In 2006 the SIV program was started to provide visas for Afghans who helped the U.S. in our war on terror in Afghanistan. The implicit promise of “if you take care of me, I’ll take care of you” was made explicit. Khaled qualified for and submitted his complete application for the Special Immigrant Visa for himself and his family in 2018. After more than a decade of putting his life on the line on behalf of Americans, this was well-deserved.
However, three years later, his application has not yet been approved by the U.S. government. He’s stuck in limbo. His experience is shared by thousands, possibly tens of thousands of other Afghans whose lives are at risk because they worked with the U.S., and who are still waiting for approval for their applications. . . .
Are we really going to leave Khaled behind? After he saved my life on multiple occasions, are we just going to turn our backs on him and his family?
I’m not making an appeal to keep U.S. troops in Afghanistan indefinitely. I don’t have policy solutions or know what should happen militarily. All of that is outside my lane. But, I do know that we promised these people we would protect them. We said we’d protect their families.
Those who served with the translators have been advocating for them for years.
There are myriad stories of how American lives were saved by these brave people. Now, that we have withdrawn and the country is being overtaken by the Taliban, will we leave them behind? Will we break our promise to them? If we do, we have every reason to believe we are helping them along to their death.
I’m not writing to make a foreign policy case or an economic argument here. I’m not interested in the political ramifications of what happens and who is to blame for this colossal failure. What I’m interested in the moral obligation we have to vulnerable people who trusted us. This is wrong. This should not be. We should go get these people, not because of some great perceived benefit to our national interest, but because we promised them, because it is the right thing to do, and because their lives are hanging in the balance.

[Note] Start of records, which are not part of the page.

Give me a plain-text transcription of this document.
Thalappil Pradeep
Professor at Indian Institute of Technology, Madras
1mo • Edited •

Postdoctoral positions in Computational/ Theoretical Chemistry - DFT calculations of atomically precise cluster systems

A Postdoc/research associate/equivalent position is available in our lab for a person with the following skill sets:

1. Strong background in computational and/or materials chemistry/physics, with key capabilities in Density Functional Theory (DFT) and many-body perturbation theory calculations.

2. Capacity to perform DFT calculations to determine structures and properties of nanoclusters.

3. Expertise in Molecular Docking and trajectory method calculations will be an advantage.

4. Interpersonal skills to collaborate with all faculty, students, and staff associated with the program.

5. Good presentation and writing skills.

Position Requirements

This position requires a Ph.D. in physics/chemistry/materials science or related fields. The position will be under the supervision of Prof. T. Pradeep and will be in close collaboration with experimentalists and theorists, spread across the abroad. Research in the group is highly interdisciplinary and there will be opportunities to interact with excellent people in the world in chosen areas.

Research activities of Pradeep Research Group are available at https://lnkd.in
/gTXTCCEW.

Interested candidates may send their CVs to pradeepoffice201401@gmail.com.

As a Christian and a pastor, I believe that God has a special concern for the vulnerable and the sojourner. The Scriptures are filled from beginning to end with the sentiment of care for those in danger that is close to the heart of God. I also believe that when we, as a people, make vows to protect those who endanger themselves for us, that we must make every effort to fulfill those vows. We have an obligation to help Afghan translators and their families because they helped us. Because we promised we would. And because the only reason they are now in danger is precisely because they helped us.
Any plans to withdraw U.S. troops should have included from the beginning plans to withdraw these people to safety. All plans going forward must regard their rescue as a top priority.
Over the past few years, America has struggled to have compassion for the vulnerable and the refugee. Our hearts have hardened when it comes to how we see and treat those in need around us. That part of America’s character now faces a test. What we do for the Afghan translators in the next week will tell us what kind of character we have.
Who will we be as a people in the coming years? The answer will be found, in part, in how we treat the translators of Afghanistan and it will be decided in the streets. In the airport of Kabul. And in the hearts and minds in each of us here in America.